Плащ бедного поэта, и без того уже хворый, окончательно погиб в этой борьбе.
Но в то время, когда он проходил по этой ужасной площади, сознание стало возвращаться к нему; не успел он сделать нескольких шагов, как им снова овладело понимание действительности; он начал привыкать к окружавшей его атмосфере. В первую минуту из его поэтической головы, или, быть может, совершенно просто и прозаически – из его пустого желудка поднялся какой-то чад, какой-то туман, застилавший перед ним окружавшие его предметы, и помешал ему видеть иначе, как сквозь какой-то кошмар, стиравший или преувеличивавший всякие определенные очертания, придававший предметам безобразные формы, собиравший их в какие-то чудовищные группы, расширявший вещи до размеров миражей, людей – до размеров призраков.
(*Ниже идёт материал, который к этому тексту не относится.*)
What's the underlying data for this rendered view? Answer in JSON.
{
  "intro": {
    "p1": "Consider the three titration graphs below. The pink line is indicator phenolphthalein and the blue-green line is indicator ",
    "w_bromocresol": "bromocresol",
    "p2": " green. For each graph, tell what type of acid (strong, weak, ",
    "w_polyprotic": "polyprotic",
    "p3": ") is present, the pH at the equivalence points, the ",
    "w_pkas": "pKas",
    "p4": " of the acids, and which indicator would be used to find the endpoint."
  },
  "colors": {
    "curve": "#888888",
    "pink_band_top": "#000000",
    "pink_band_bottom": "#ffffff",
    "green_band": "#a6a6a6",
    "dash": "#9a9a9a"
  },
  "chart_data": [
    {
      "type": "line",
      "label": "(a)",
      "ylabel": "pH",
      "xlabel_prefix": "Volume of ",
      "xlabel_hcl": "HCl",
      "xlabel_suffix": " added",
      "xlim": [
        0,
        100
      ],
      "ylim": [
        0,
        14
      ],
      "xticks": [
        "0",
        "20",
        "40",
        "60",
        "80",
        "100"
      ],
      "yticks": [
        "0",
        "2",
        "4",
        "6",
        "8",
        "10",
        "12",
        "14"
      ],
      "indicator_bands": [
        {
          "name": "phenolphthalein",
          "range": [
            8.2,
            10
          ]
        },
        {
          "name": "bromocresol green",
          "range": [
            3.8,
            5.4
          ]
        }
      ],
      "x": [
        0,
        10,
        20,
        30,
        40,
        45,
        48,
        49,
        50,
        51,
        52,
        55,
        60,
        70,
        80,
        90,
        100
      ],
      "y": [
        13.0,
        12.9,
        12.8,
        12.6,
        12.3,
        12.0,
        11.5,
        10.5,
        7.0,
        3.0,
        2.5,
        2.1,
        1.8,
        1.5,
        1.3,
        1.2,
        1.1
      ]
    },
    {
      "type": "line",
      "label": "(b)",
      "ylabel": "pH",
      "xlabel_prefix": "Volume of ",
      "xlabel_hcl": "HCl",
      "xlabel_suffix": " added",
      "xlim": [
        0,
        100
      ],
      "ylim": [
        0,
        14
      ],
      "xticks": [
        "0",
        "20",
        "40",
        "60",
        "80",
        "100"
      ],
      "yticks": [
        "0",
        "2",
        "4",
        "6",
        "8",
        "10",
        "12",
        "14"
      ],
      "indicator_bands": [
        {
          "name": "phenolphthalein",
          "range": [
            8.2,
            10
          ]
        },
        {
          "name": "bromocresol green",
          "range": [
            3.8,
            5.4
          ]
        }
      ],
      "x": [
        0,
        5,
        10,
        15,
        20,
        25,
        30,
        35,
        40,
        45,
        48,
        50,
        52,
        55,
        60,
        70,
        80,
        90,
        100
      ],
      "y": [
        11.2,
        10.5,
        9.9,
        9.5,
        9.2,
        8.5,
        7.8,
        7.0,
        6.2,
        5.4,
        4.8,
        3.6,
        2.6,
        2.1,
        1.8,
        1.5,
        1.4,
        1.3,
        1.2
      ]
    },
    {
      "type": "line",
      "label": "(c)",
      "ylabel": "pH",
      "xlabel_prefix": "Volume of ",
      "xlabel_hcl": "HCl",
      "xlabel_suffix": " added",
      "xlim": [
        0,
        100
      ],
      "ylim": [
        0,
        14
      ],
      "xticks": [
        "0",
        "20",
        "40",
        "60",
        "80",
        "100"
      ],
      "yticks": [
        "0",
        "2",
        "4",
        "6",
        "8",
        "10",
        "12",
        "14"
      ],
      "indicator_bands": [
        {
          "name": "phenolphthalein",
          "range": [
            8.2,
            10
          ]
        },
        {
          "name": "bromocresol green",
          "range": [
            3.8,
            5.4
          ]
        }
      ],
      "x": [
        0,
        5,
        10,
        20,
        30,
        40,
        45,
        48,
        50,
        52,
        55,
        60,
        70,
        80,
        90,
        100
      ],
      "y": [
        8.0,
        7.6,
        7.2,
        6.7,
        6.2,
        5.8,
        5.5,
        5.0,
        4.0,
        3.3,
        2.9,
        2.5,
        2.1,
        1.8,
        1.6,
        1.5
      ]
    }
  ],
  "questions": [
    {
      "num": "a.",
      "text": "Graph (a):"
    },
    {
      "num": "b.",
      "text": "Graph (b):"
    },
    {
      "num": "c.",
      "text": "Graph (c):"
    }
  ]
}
Теперь вокруг него начинала пробиваться действительность: она бросалась ему в глаза, он чуть не наступал на нее ногою, и она мало-помалу разрушала перед ним ту страшную поэзию, которою он в первую минуту окружил ее. Он не замедлил убедиться в том, что шлепал не по волнам Стикса, а по грязи, что его обступали не черти, а мошенники, что тут дело шло не о его душе, а просто о его жизни (ибо при нем не было того драгоценного примирителя, который в подобных случаях с таким успехом становится между разбойником и честным человеком, – кошелька). Наконец, всмотревшись в окружавшую его оргию поближе и с большим хладнокровием, он очутился, вместо шабаша ведьм, – просто в кабаке.
И действительно, так называемый Двор Чудес был не что иное, как кабак, но кабак мошенников и разбойников.
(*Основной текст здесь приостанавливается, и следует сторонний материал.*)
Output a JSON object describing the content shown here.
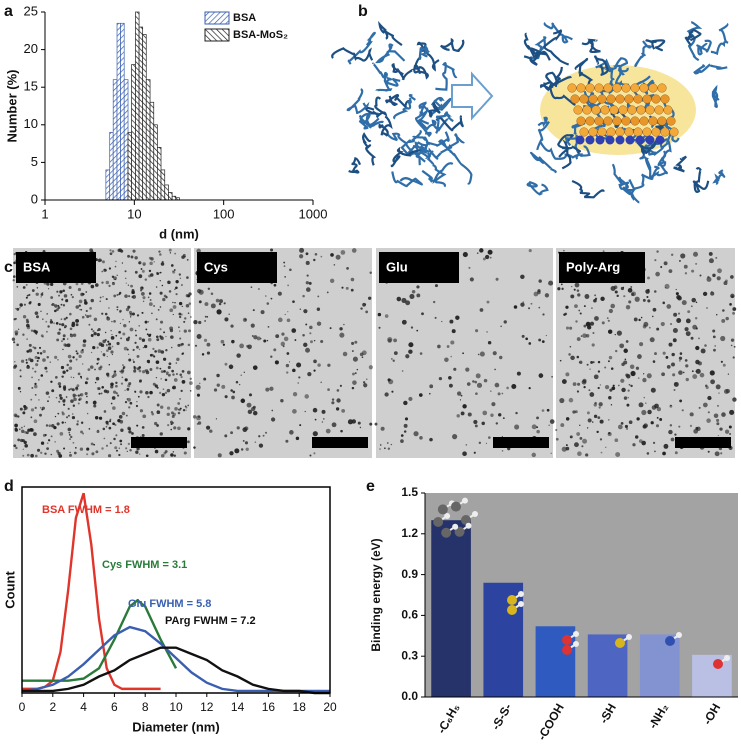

Зрелище, представившееся его взорам, когда его конвой, облеченный в лохмотья, доставил его, наконец, к цели их шествия, отнюдь не в состоянии было возвратить его в область поэзии, хотя бы даже поэзии ада: – оно оказалось, более чем что-либо другое, прозаичной и грубой действительностью кабака. Если бы дело не происходило в XV столетии, мы готовы были бы сказать, что Гренгуар спустился от Микель-Анджело до Калло.